Couper l'herbe sous le pied du gouvernement.
Le 1er avril, la mairie de Marseille a fait voter une autorisation de programme pour conduire son propre audit. La volonté de "couper l'herbe sous le pied du gouvernement" est affichée. Celle de demander une participation financière pour l'audit municipal à ce même gouvernement également.
Le coût total s'élèverait à 6 millions d'euros, rien que pour l'audit. La rénovation des écoles marseillaises, elle, à 700 millions d'euros, à en croire l'élu d'opposition Benoît Payan (PS).
Dans une interview au journal 20 minutes, le chef du groupe LR au conseil municipal, Yves Moraine, s'agace des suspicions qui assaillissent sa majorité.
"On en a marre des procès politiques. Les services municipaux sont tous les jours dans les écoles, mais on ne les croit pas. On confie donc à un bureau d’étude indépendant le soin de l’analyse".
L'élu PS, lui, ne croit pas à ce "réveil soudain" de la mairie de Marseille.
Au bout de 25 ans, se réveiller sans savoir dans quel état sont les écoles de la ville que vous avez dirigée pendant tout ce temps, c'est prendre les gens pour ce qu'ils ne sont pas.
Benoît Payan explique la raison pour laquelle il ne croit pas à cette audit made in Marseille. "C'est une intention qui a été votée. Les 6 millions d'euros nécessaire n'ont, eux, pas été ajoutés au budget qui a été voté dans la même journée. C'est un voeu pieux, un effet d'annonce".
Les écoles de Marseille se retrouvent donc aujourd'hui avec deux intentions d'audits, un non budgété à la Mairie, un autre qui doit encore finir son marathon législatif et qui dépend également de la loi pour une école de la confiance, puisque l'amendement y est inséré. Un statu quo qui ne convient pas à certains, et qui a poussé l'opposition marseillaise et le collectif pour la rénovation des écoles (ex collectif contre le partenariat public-privé) à réagir.
Une pétition pour "forcer la mairie à réagir"
Pour Benoît Payan, "l'argent nécessaire à la rénovation et à l'audit, nous l'avons. Tout est une question de choix". En termes de choix, l'élu PS fustige une politique de la ville de Marseille où, "pendant 25 ans, la priorité n'a pas été donnée à l'école, alors que c'est le coeur du métier d'une municipalité".
Dans cette optique, Benoît Payan s'est associé à Jean-Marc Coppola (PCF) et le collectif pour la rénovation des écoles, pour lancer une pétition afin de "faire enfin bouger les lignes".

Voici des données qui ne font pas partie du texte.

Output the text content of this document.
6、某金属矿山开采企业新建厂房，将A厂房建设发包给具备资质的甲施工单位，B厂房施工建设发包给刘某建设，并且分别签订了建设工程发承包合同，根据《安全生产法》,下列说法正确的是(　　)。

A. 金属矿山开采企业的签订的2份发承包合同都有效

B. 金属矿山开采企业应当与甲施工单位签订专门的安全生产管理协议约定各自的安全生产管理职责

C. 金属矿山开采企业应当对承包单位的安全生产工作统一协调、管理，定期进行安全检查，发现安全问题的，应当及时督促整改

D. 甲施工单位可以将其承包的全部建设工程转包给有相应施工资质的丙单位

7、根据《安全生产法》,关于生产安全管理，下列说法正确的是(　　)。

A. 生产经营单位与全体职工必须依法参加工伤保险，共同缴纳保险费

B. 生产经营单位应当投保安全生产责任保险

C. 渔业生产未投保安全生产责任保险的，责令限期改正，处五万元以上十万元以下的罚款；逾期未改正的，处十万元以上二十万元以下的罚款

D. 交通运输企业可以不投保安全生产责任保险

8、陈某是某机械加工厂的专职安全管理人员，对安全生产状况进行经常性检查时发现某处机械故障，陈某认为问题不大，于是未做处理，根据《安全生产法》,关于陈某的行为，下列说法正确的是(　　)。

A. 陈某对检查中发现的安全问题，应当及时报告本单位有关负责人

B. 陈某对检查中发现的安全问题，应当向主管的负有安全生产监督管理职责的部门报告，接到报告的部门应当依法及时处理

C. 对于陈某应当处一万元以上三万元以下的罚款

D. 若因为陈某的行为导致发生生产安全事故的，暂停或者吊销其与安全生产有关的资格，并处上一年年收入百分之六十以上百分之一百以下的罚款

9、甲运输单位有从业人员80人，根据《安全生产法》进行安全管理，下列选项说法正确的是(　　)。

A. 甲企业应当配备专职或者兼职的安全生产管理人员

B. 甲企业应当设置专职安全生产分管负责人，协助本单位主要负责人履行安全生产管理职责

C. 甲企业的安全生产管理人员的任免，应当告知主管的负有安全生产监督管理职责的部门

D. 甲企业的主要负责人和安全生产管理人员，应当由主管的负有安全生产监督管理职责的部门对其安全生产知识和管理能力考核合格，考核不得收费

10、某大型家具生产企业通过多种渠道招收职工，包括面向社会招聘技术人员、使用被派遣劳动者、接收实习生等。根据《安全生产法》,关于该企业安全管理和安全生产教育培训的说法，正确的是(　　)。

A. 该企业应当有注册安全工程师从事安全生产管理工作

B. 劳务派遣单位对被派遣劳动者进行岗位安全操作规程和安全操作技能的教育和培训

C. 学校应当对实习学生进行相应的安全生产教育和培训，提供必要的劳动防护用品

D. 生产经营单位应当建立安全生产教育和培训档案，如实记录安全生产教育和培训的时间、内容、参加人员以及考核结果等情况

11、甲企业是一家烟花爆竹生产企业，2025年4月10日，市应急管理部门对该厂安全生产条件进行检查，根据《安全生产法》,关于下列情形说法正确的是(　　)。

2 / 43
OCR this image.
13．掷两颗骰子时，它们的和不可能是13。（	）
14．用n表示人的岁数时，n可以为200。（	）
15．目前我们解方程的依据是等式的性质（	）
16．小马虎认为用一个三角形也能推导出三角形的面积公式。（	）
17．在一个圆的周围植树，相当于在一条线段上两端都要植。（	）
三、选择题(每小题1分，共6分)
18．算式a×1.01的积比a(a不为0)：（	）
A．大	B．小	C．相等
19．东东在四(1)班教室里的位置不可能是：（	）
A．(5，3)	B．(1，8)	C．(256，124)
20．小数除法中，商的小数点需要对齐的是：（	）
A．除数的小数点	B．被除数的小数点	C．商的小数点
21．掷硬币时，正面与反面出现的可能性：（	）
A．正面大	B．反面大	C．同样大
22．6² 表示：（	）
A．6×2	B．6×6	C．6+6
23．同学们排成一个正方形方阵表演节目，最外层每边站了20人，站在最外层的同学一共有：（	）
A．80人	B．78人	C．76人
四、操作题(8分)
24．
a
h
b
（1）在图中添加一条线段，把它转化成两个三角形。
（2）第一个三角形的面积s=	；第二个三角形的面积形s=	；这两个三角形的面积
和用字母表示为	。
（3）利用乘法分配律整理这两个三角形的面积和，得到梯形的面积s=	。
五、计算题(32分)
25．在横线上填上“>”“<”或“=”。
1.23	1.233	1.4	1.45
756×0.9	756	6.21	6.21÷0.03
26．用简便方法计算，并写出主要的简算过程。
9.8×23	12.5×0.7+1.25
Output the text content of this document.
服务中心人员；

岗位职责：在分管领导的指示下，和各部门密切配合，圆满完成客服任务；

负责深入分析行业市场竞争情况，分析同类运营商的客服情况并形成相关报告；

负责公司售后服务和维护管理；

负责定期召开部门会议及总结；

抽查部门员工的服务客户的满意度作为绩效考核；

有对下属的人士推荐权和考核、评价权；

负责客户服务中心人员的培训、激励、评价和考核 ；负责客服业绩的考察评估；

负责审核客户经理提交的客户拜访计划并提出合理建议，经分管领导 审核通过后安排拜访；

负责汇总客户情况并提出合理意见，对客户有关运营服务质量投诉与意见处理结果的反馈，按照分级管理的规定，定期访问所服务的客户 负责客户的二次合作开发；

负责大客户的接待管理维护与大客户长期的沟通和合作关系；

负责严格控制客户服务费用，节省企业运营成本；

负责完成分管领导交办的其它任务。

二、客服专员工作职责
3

Cette pétition s'appuie sur un vieil article du règlement intérieur du conseil municipal, qui dit que si 10.000 Marseillais le souhaitent, un sujet peut-être soumis à délibération.
Par cette méthode, l'opposition et le collectif PRE entendent "forcer la main" à la mairie pour que les paroles se transforment "enfin" en actes. "On sera content quand les truelles et les pelleteuses rentreront en action. En attendant, il faut continuer à se battre", conclut Pierre-Marie Ganozzi.